Immigration officials speak with Bodden Town residents, at the Immigration District Evening on Wednesday (3 September). From left are Deputy Chief Immigration Officer Kerry Nixon; Passport and Corporate Services Director Janice McLean; Bodden Town residents Ivan McLean and Carol Bodden; Immigration Boards Administrator Sherryl Miller; Bodden Town MLA Osbourne Bodden; Chief Immigration Officer Franz Manderson; Director of Policy Christopher Eakin; Director of Finance Christine Mitchell; Assistant Chief Immigration Officer Gary Wong; Deputy Chief Immigration Officer Bruce Smith; and Assistant Chief Immigration Officer Dolcy Powery.

Published 10th September 8, 12:0am

Immigration officials speak with Bodden Town residents, at the Immigration District Evening on Wednesday (3 September). From left are Deputy Chief Immigration Officer Kerry Nixon; Passport and Corporate Services Director Janice McLean; Bodden Town residents Ivan McLean and Carol Bodden; Immigration Boards Administrator Sherryl Miller; Bodden Town MLA Osbourne Bodden; Chief Immigration Officer Franz Manderson; Director of Policy Christopher Eakin; Director of Finance Christine Mitchell; Assistant Chief Immigration Officer Gary Wong; Deputy Chief Immigration Officer Bruce Smith; and Assistant Chief Immigration Officer Dolcy Powery.

The Immigration Department has this year collected some $90,000 in fines for various breaches of the Immigration Law.

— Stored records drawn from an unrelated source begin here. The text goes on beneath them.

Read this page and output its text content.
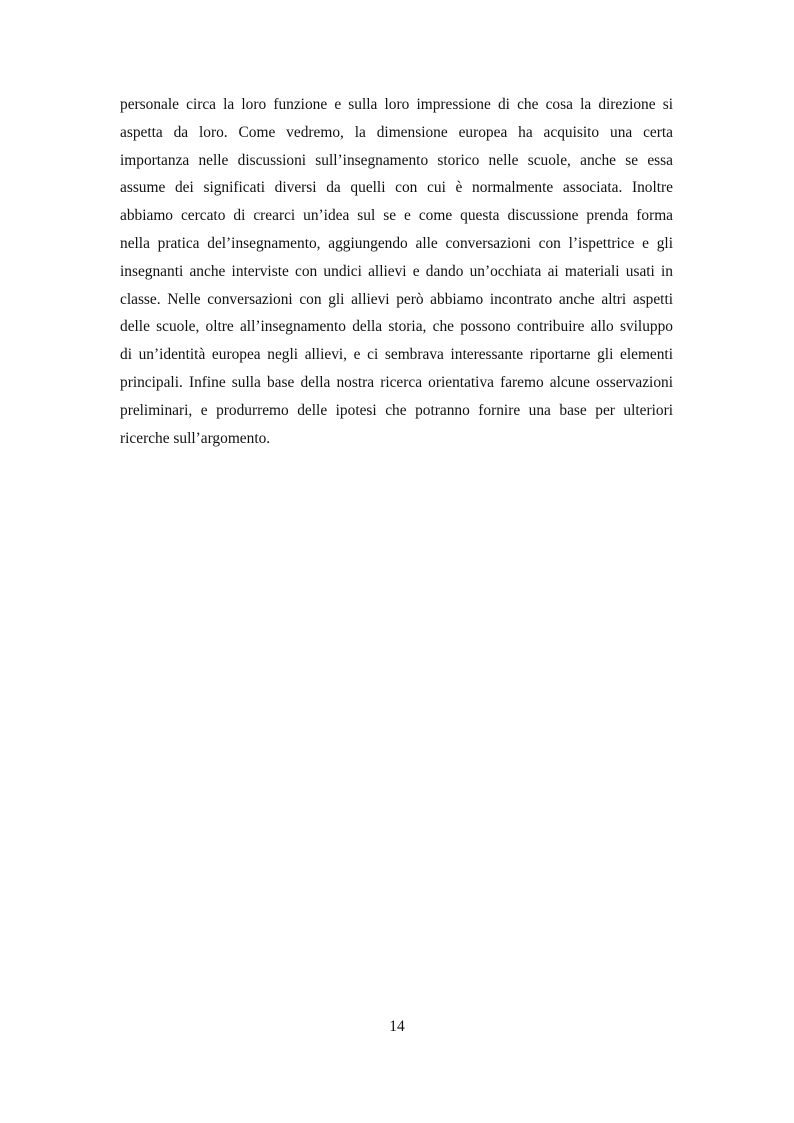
personale circa la loro funzione e sulla loro impressione di che cosa la direzione si
aspetta da loro. Come vedremo, la dimensione europea ha acquisito una certa
importanza nelle discussioni sull’insegnamento storico nelle scuole, anche se essa
assume dei significati diversi da quelli con cui è normalmente associata. Inoltre
abbiamo cercato di crearci un’idea sul se e come questa discussione prenda forma
nella pratica del’insegnamento, aggiungendo alle conversazioni con l’ispettrice e gli
insegnanti anche interviste con undici allievi e dando un’occhiata ai materiali usati in
classe. Nelle conversazioni con gli allievi però abbiamo incontrato anche altri aspetti
delle scuole, oltre all’insegnamento della storia, che possono contribuire allo sviluppo
di un’identità europea negli allievi, e ci sembrava interessante riportarne gli elementi
principali. Infine sulla base della nostra ricerca orientativa faremo alcune osservazioni
preliminari, e produrremo delle ipotesi che potranno fornire una base per ulteriori
ricerche sull’argomento.
14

This is what Chief Immigration Officer Franz Manderson told Bodden Town residents on Wednesday (3 September) at the Immigration District Evening public meeting. Bodden Town's meeting was the first in the series, with meetings scheduled for other districts throughout September. District evenings were held in Cayman Brac and West Bay in January.

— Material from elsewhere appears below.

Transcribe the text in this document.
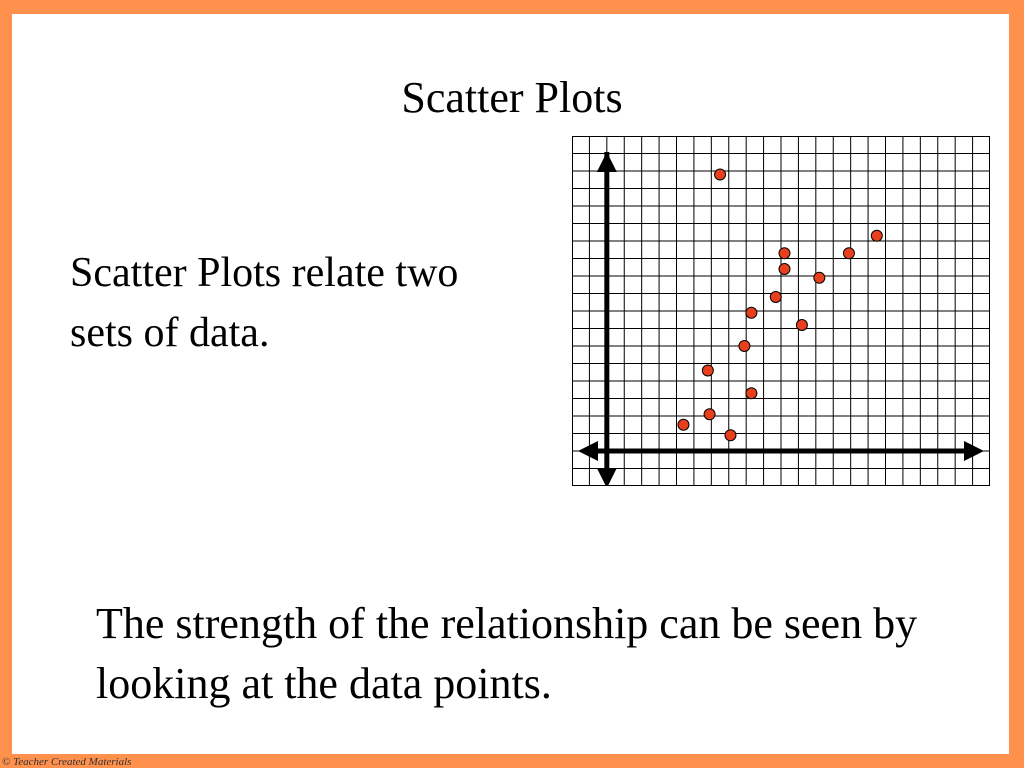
Scatter Plots
Scatter Plots relate two sets of data.
The strength of the relationship can be seen by looking at the data points.
© Teacher Created Materials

The $90,000 is the most ever collected by the department, representing a 325 percent increase over 2007’s collection of $27,625.

Mr Manderson said the increase in revenue from fines is evidence that changes to the law, and the department's tougher enforcement stance, are paying off. The fines relate to offences including overstaying, working without a permit, and employing staff without a permit. Late last year, amendments to the Immigration Law permitted the department to impose administrative fines for certain breaches of the work permit and border control laws, instead of every case having to be referred to the Court as previously prescribed, Mr Manderson said.

"We are pleased that the administrative fines are achieving the purpose for which they were intended, that is, to speed up the time its takes to dispose of immigration cases while preserving offenders' rights to have their cases ventilated in the Courts." Reporting on other activities at the department, Mr Manderson said that following the conviction of two persons for illegally landing in the Islands the Court recently confiscated a go-fast boat used by the two to illegally transport migrants between Cuba and Cayman. Mr Manderson welcomed the decision of the Court and said that he believed that the Court's decision will act as a strong deterrent to others.

He also disclosed plans for the department to "export the country’s borders" by screening persons before they land on Cayman soil. "We want to ensure that people are legitimately coming to Cayman for the right reasons, before they actually get here." Mr Manderson said.